Eloge de la médiocrité : arrêtons de courir après la perfection

Eloge de la médiocrité : arrêtons de courir après la perfection

Comment ça vaaaa en ce lundi non chômé ? Pas de panique, on reste sur une semaine de 4 jours, 3 pour les plus chanceux. Et j’en fais partie. Hé oui, non seulement je suis payée à peu faire mais en plus, on me dit de rester chez moi vendredi. Ok ! Et à propos de boulot, j’ai envie de vous parler de médiocrité. Enfin, plutôt de ce travail que je suis en train de faire sur moi pour arrêter de vouloir être la meilleur ou équivalent à tout prix. Le calm down, c’est aussi arrêter de vouloir incarner une quelconque ambition. Accepter d’être juste correcte, moyenne. Un 2.5 étoiles sur Tripadvisor. Environ ce que raconte Guillaume Meurice dans son Petit éloge de la médiocrité.

Eloge de la médiocrité : on n'est pas toujours obligés d'exceller
(c) Towfiqu Barbhuiya

Viser la moyenne plutôt que la perfection ?

Alors vais-je vous parler d’un livre que je n’ai pas (encore ?) lu ? Absolument. Enfin, je vais pas tant vous parler du livre que de ce qu’en dit Guillaume Meurice dans une interview. En gros, il explique que c’est ok d’être moyen voire médiocre. Et dans une société qui nous exhorte en permanence à être une meilleure version de nous-mêmes, ça ne manque pas de sel. Surtout pour des personnes qui ont une grande tendance à l’autoflagellation comme moi. Etre juste moyenne, l’impossible défi ?

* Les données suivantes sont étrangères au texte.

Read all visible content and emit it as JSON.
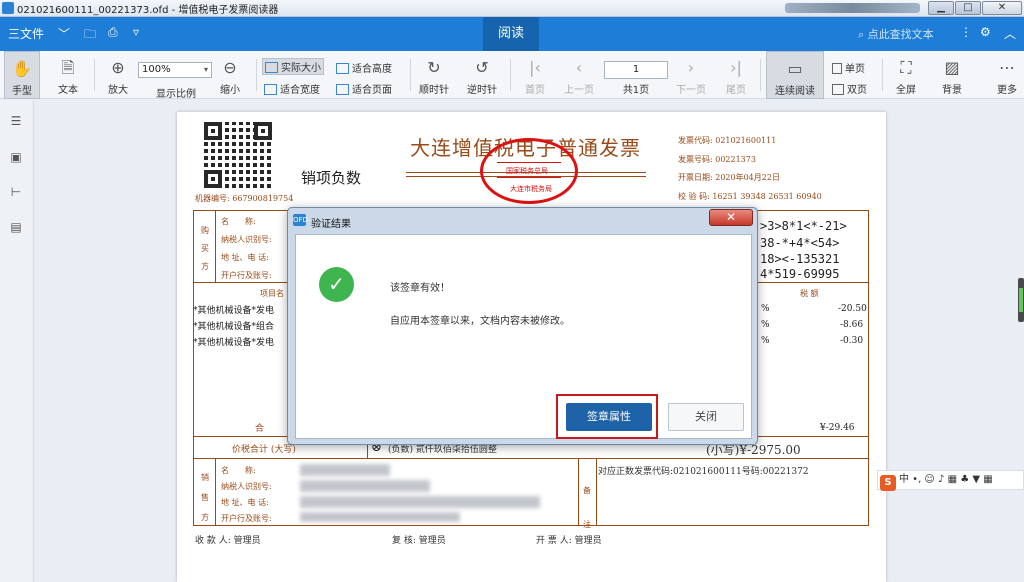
{
  "window": {
    "title": "021021600111_00221373.ofd - 增值税电子发票阅读器"
  },
  "menubar": {
    "file_label": "三文件",
    "read_tab": "阅读",
    "search_placeholder": "点此查找文本"
  },
  "toolbar": {
    "hand": "手型",
    "text": "文本",
    "zoom_in": "放大",
    "zoom_value": "100%",
    "display_ratio": "显示比例",
    "zoom_out": "缩小",
    "actual_size": "实际大小",
    "fit_height": "适合高度",
    "fit_width": "适合宽度",
    "fit_page": "适合页面",
    "rotate_cw": "顺时针",
    "rotate_ccw": "逆时针",
    "first_page": "首页",
    "prev_page": "上一页",
    "page_current": "1",
    "page_total": "共1页",
    "next_page": "下一页",
    "last_page": "尾页",
    "continuous": "连续阅读",
    "single_page": "单页",
    "double_page": "双页",
    "fullscreen": "全屏",
    "background": "背景",
    "more": "更多"
  },
  "invoice": {
    "title": "大连增值税电子普通发票",
    "sales_negative": "销项负数",
    "machine_no": "机器编号: 667900819754",
    "code_label": "发票代码: 021021600111",
    "number_label": "发票号码: 00221373",
    "date_label": "开票日期: 2020年04月22日",
    "check_label": "校 验 码: 16251 39348 26531 60940",
    "stamp_top": "国家税务总局",
    "stamp_bottom": "大连市税务局",
    "buyer_side": [
      "购",
      "买",
      "方"
    ],
    "buyer_fields": [
      "名　　称:",
      "纳税人识别号:",
      "地 址、电 话:",
      "开户行及账号:"
    ],
    "cipher": [
      ">3>8*1<*-21>",
      "38-*+4*<54>",
      "18><-135321",
      "4*519-69995"
    ],
    "item_header": "项目名",
    "items": [
      "*其他机械设备*发电",
      "*其他机械设备*组合",
      "*其他机械设备*发电"
    ],
    "tax_header": "税 额",
    "tax_values": [
      "-20.50",
      "-8.66",
      "-0.30"
    ],
    "total_label": "合",
    "total_tax": "¥-29.46",
    "price_total_label": "价税合计 (大写)",
    "price_total_words": "(负数) 贰仟玖佰柒拾伍圆整",
    "price_total_small": "(小写)¥-2975.00",
    "seller_side": [
      "销",
      "售",
      "方"
    ],
    "seller_fields": [
      "名　　称:",
      "纳税人识别号:",
      "地 址、电 话:",
      "开户行及账号:"
    ],
    "remark_side": [
      "备",
      "注"
    ],
    "remark": "对应正数发票代码:021021600111号码:00221372",
    "payee": "收 款 人: 管理员",
    "reviewer": "复 核: 管理员",
    "issuer": "开 票 人: 管理员"
  },
  "dialog": {
    "title": "验证结果",
    "message": "该签章有效！",
    "detail": "自应用本签章以来，文档内容未被修改。",
    "properties_button": "签章属性",
    "close_button": "关闭"
  },
  "ime": {
    "label": "中 •, ☺ ♪ ▦ ♣ ▼ ▦"
  }
}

Ce que je n’aime pas a-t-il le droit d’exister ?

Parfois, je consomme de la culture. Lire des livres, regarder des films, écouter de la musique, voir des expos… Bref, mon individu découvre et critique. Car autant je peux être emballée par certaines oeuvres. Comme, dernièrement : la saga Blackwater, Mon crime de Ozon, Suzume de de Makoto Shinkai, la carrière musicale de Juliette Lewis, Nous d’Evgueni Zamiatine, la série coréenne The glory. Chroniques à venir pour les deux derniers sur Dystopie et Raconte-moi des histoires. Car comme dirait Djamil le Schlag “Autopromo ! Autopromo !”. Et puis il y a des trucs que j’aime pas et qui vont me faire taper très fort sur mon clavier. Y avait eu le roman horribilus, par exemple. C’était mauvais, ai-je pesté. Sauf que…

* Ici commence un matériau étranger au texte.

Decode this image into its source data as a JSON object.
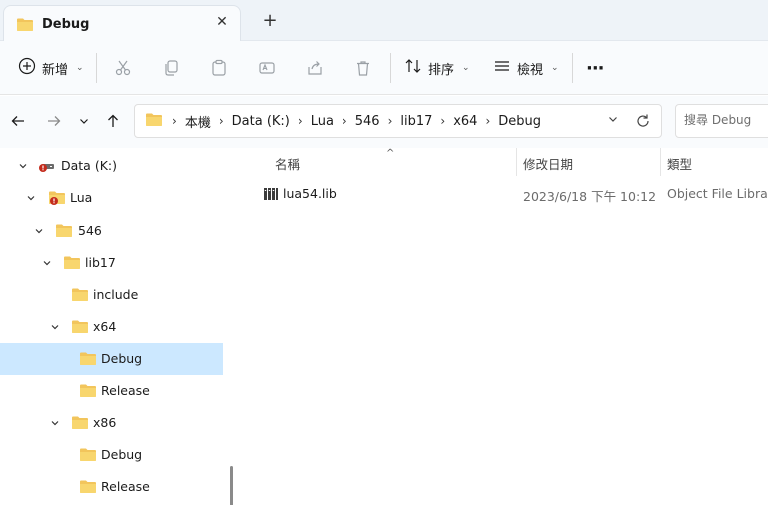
{
  "window": {
    "tab_title": "Debug",
    "close_glyph": "✕",
    "new_tab_glyph": "+"
  },
  "toolbar": {
    "new_label": "新增",
    "sort_label": "排序",
    "view_label": "檢視",
    "more_glyph": "···"
  },
  "address": {
    "crumbs": [
      "本機",
      "Data (K:)",
      "Lua",
      "546",
      "lib17",
      "x64",
      "Debug"
    ],
    "search_placeholder": "搜尋 Debug"
  },
  "nav_tree": [
    {
      "label": "Data (K:)",
      "expanded": true,
      "icon": "drive-warning-icon"
    },
    {
      "label": "Lua",
      "expanded": true,
      "icon": "folder-warning-icon"
    },
    {
      "label": "546",
      "expanded": true,
      "icon": "folder-icon"
    },
    {
      "label": "lib17",
      "expanded": true,
      "icon": "folder-icon"
    },
    {
      "label": "include",
      "expanded": null,
      "icon": "folder-icon"
    },
    {
      "label": "x64",
      "expanded": true,
      "icon": "folder-icon"
    },
    {
      "label": "Debug",
      "expanded": null,
      "icon": "folder-icon",
      "selected": true
    },
    {
      "label": "Release",
      "expanded": null,
      "icon": "folder-icon"
    },
    {
      "label": "x86",
      "expanded": true,
      "icon": "folder-icon"
    },
    {
      "label": "Debug",
      "expanded": null,
      "icon": "folder-icon"
    },
    {
      "label": "Release",
      "expanded": null,
      "icon": "folder-icon"
    }
  ],
  "columns": {
    "name": "名稱",
    "modified": "修改日期",
    "type": "類型"
  },
  "files": [
    {
      "name": "lua54.lib",
      "modified": "2023/6/18 下午 10:12",
      "type": "Object File Library"
    }
  ],
  "colors": {
    "accent": "#0067c0",
    "folder": "#f2c55c",
    "selected_bg": "#cce8ff",
    "warning": "#c42b1c"
  }
}
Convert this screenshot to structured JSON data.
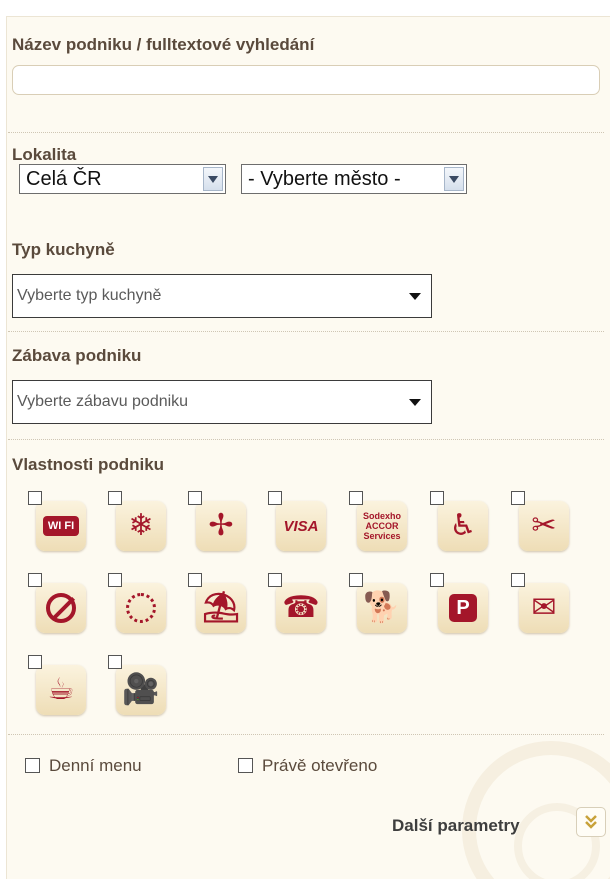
{
  "name_search": {
    "label": "Název podniku / fulltextové vyhledání",
    "value": ""
  },
  "locality": {
    "label": "Lokalita",
    "region_value": "Celá ČR",
    "city_value": "- Vyberte město -"
  },
  "cuisine": {
    "label": "Typ kuchyně",
    "value": "Vyberte typ kuchyně"
  },
  "entertainment": {
    "label": "Zábava podniku",
    "value": "Vyberte zábavu podniku"
  },
  "features": {
    "label": "Vlastnosti podniku",
    "icons": [
      {
        "name": "wifi-icon",
        "text": "WI FI"
      },
      {
        "name": "air-conditioning-icon",
        "text": "❄"
      },
      {
        "name": "fan-icon",
        "text": "✢"
      },
      {
        "name": "visa-card-icon",
        "text": "VISA"
      },
      {
        "name": "sodexho-voucher-icon",
        "text": "Sodexho ACCOR Services"
      },
      {
        "name": "wheelchair-access-icon",
        "text": "♿"
      },
      {
        "name": "baby-icon",
        "text": "✂"
      },
      {
        "name": "no-smoking-icon",
        "text": ""
      },
      {
        "name": "smoking-zone-icon",
        "text": ""
      },
      {
        "name": "terrace-icon",
        "text": "⛱"
      },
      {
        "name": "phone-reservation-icon",
        "text": "☎"
      },
      {
        "name": "pets-allowed-icon",
        "text": "🐕"
      },
      {
        "name": "parking-icon",
        "text": "P"
      },
      {
        "name": "wallet-icon",
        "text": "✉"
      },
      {
        "name": "coffee-icon",
        "text": "☕"
      },
      {
        "name": "video-camera-icon",
        "text": "🎥"
      }
    ]
  },
  "daily_menu_label": "Denní menu",
  "open_now_label": "Právě otevřeno",
  "more_params_label": "Další parametry",
  "more_params_icon": "double-chevron-down-icon",
  "colors": {
    "accent": "#a4162a",
    "panel_bg": "#fdfaf1",
    "label_text": "#5a4a3c",
    "expand_icon": "#c8a23a"
  }
}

Si le plaisir de la création est là, c’est déjà pas mal

Oui, c’était mauvais, à mon goût. Je n’ai trouvé de qualité ni à la forme ni au fond. Mais je dois lui reconnaître une qualité : sa sincérité. Une qualité essentielle, même. L’autrice s’est amusée et c’est aussi pour ça que je ne l’ai jamais explicitement nommée. J’ai détesté son travail mais je ne voulais pas lui faire de peine, si elle tombait par hasard sur ma prose. D’autant que si son roman était bourré de défauts d’écriture, il n’était pas problématique en soi. Il ne légitimait aucun discours cracra, il ne comportait aucune scène gênante qui implique que l’auteurice soit allé.e se branler juste après l’avoir écrite tellement iel s’y est cru. Et y avait pas de scène gratuite de violences et/ou de viol sur une femme. Oui, la méchante finit fusillée mais ce n’est ni gore ni gratos dans l’univers. Du coup, même si j’ai trouvé ce livre médiocre, son existence ne me paraît pas intolérable. 

Lire un mauvais roman
(c) Alex Shu

Calme la pression

Dans ma vie actuelle, je me rêve deux activités artistiques. L’écriture et le graphisme. Sauf que je n’y mets pas le même enjeu. Il y en a un pour lequel on m’a toujours prêté un talent et où la possibilité de l’échec me terrorise et l’autre pour lequel… je n’ai strictement aucune attente. Le premier, je suis régulièrement paralysée par la fiction que je propose. Vraiment le fond. La forme, je n’ai curieusement aucun doute. Même si, en relisant mes vieux articles, je suis parfois tétanisée par la longueur infinie de mes phrases, ponctuées de mille parenthèses. Ah oui, à une époque, je trouvais ça rigolo d’ouvrir des parenthèses, des parenthèses dans des parenthèses et à la fin, ça donnait environ ))). Depuis, j’ai découvert le SQL, ça m’a calmée. Mais je doute à fond du fond. Est-ce que mon histoire est bien construite ? Est-ce que ça va intéresser quelqu’un d’autre que moi ? D’où tout ce travail que je tente de faire du “écris pour toi et le reste, on s’en fout”.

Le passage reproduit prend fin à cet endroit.